The use of opioids has risen dramatically in recent years, as doctors and patients have sought to avoid the gastrointestinal problems that can occur with long-term NSAID use and the heart risks associated with some COX-2 inhibitors. "Over the past eight or 10 years, we have moved away from NSAIDs because of all the concerns around Vioxx and cardiovascular risks, so we moved toward opioids," Dr. Solomon says. "This is a tremendous increase based on not a lot of information."
Next page: Time to reconsider opioid use
Although the study findings should not discourage doctors from prescribing opioids to older people altogether, they do suggest that it may be time for the pendulum to swing back toward traditional NSAIDs and nondrug pain-relief methods, Dr. Solomon says. "As an arthritis specialist, I will still use opioids, but I will do so in an informed manner and make sure the patients are aware of the risks."
Joseph S. Ross, MD, an assistant professor of internal medicine at the Yale University School of Medicine, in New Haven, Conn., says that the "broad brush conclusion" of the study is that doctors should first prescribe NSAIDs—such as aspirin or naproxen (Aleve)—before starting patients on other painkillers. "They seem on the whole to be safer than the COX-2 drugs, and now opiates," says Dr. Ross, who led a study on Vioxx that appears in the same issue of the journal.

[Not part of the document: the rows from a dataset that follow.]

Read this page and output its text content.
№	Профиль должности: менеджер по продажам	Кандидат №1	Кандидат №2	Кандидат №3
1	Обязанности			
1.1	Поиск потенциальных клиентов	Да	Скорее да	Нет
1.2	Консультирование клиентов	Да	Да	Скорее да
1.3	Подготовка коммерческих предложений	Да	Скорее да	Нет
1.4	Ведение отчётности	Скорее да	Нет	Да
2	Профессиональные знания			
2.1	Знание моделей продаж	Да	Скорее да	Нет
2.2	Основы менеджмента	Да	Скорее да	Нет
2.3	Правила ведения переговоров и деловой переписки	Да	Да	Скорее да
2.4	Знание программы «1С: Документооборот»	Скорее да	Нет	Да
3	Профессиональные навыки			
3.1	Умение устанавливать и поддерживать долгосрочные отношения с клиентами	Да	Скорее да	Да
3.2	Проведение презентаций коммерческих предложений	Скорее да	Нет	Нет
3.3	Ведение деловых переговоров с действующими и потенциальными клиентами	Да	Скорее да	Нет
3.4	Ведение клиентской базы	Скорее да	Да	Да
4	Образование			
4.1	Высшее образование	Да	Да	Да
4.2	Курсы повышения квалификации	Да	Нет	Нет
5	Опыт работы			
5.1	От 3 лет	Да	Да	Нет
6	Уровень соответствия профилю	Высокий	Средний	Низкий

The study had some important limitations. Though Dr. Solomon and his colleagues used statistical techniques to divide the participants into three closely matched groups, they did not explicitly control for characteristics such as alcohol consumption, smoking, and over-the-counter medication use, which could skew the results. (Over-the-counter medicines are especially important, as many pain patients take nonprescription NSAIDs in addition to opioids.)
The participants, whose average age was 80, were also overwhelmingly female and white, so it's not clear how the results may translate to other demographic groups.

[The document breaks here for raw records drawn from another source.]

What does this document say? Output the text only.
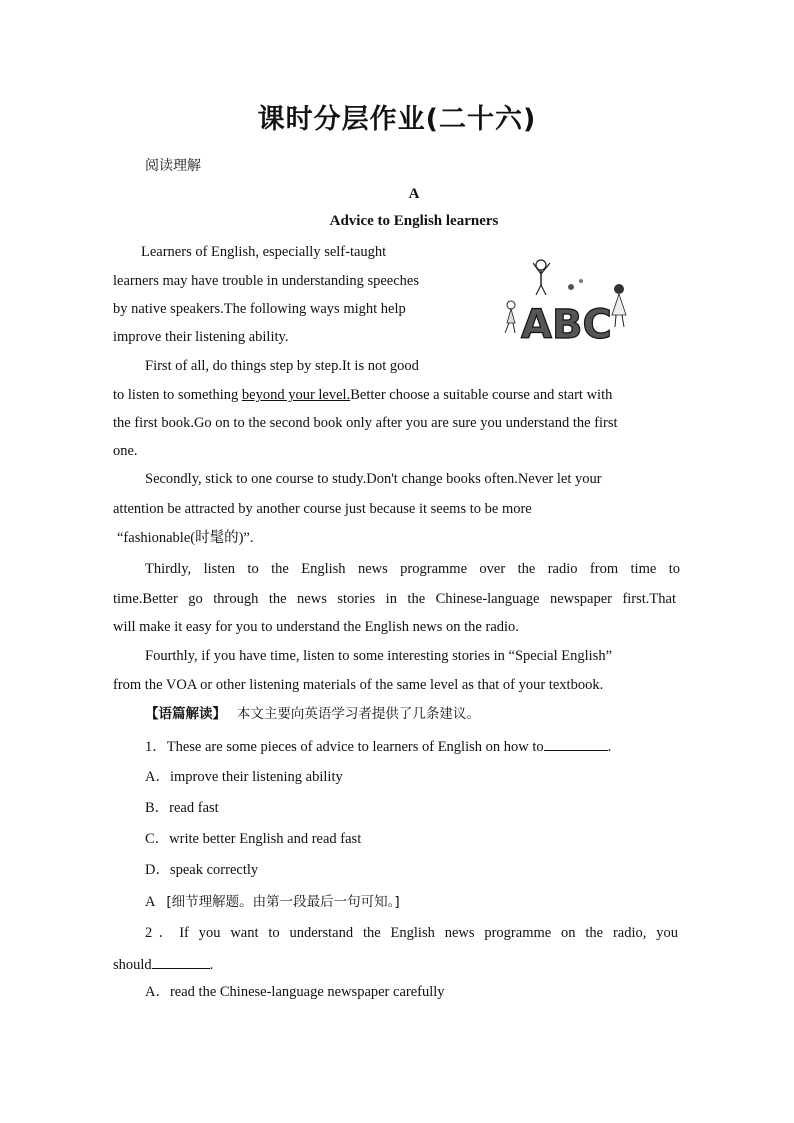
课时分层作业(二十六)
阅读理解
A
Advice to English learners
Learners of English, especially self-taught
learners may have trouble in understanding speeches
by native speakers.The following ways might help
improve their listening ability.	ABC
First of all, do things step by step.It is not good
to listen to something beyond your level.Better choose a suitable course and start with
the first book.Go on to the second book only after you are sure you understand the first
one.
Secondly, stick to one course to study.Don't change books often.Never let your
attention be attracted by another course just because it seems to be more
“fashionable(时髦的)”.
Thirdly, listen to the English news programme over the radio from time to
time.Better go through the news stories in the Chinese-language newspaper first.That
will make it easy for you to understand the English news on the radio.
Fourthly, if you have time, listen to some interesting stories in “Special English”
from the VOA or other listening materials of the same level as that of your textbook.
【语篇解读】 本文主要向英语学习者提供了几条建议。
1．These are some pieces of advice to learners of English on how to	.
A．improve their listening ability
B．read fast
C．write better English and read fast
D．speak correctly
A [细节理解题。由第一段最后一句可知。]
2．If you want to understand the English news programme on the radio, you
should	.
A．read the Chinese-language newspaper carefully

Gurkirpal Singh, MD, an adjunct clinical professor of gastroenterology and hepatology at the Stanford University School of Medicine, in Palo Alto, Calif., stresses that the study does not show that opioid use directly causes heart attacks or bone fractures. "I would consider this hypothesis-generating and intriguing," he says. "We can't say that opioids cause these toxicities and [that] we shouldn't use them. We are nowhere near the level of proof we would need to say that."
Opioids remain a good option in the right patient, Dr. Singh adds.

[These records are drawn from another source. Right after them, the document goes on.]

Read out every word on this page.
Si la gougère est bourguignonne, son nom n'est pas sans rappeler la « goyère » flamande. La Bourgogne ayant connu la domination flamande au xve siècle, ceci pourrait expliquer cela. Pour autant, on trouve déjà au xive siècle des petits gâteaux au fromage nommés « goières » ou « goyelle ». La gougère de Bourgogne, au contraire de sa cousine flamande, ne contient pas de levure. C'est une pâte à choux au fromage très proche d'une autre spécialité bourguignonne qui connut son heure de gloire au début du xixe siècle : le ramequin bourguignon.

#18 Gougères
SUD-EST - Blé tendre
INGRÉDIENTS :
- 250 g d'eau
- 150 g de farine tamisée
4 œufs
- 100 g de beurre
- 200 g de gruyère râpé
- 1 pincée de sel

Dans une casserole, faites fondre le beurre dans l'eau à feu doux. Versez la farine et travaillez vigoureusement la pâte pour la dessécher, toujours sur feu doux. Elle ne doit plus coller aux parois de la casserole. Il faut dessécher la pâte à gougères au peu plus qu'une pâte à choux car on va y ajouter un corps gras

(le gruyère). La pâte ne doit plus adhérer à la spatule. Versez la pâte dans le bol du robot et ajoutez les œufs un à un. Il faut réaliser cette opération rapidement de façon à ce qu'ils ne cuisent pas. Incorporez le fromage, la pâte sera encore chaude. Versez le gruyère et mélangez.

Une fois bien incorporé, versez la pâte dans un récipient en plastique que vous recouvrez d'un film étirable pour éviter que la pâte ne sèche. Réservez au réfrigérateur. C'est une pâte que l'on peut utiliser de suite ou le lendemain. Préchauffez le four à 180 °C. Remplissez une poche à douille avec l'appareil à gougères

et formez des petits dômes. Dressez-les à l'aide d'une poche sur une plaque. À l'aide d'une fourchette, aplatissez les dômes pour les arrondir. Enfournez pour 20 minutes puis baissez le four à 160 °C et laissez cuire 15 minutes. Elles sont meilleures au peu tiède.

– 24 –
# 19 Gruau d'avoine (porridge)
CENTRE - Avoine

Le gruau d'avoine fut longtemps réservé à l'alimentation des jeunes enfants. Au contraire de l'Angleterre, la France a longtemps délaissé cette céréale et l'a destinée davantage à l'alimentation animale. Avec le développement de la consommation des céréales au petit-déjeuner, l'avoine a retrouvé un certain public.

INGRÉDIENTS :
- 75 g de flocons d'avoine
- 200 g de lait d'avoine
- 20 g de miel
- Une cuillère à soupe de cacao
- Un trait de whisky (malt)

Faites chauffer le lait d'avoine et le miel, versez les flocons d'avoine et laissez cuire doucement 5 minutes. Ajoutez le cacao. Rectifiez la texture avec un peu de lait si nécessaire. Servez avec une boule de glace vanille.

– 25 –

Some opioids may be safer than others, however. In a separate study published in the same issue of the Archives of Internal Medicine, Dr. Solomon and his colleagues looked at the rates of cardiovascular events and fracture among people taking five types of opioids for non-cancer pain.
People taking codeine appeared to have a higher risk of heart attack and other cardiovascular events compared to those taking hydrocodone, the study found. Two other opioids, tramadol and propoxyphene, appeared to decrease the risk of bone fracture compared to hydrocodone. (In November, propoxyphene was pulled from the U.S. market over concerns about increased risk of heart rhythm abnormalities.)
Dr. Solomon says that more research will be needed in order to pinpoint which pain medication is safest for any given patient. "There is no one answer," he says.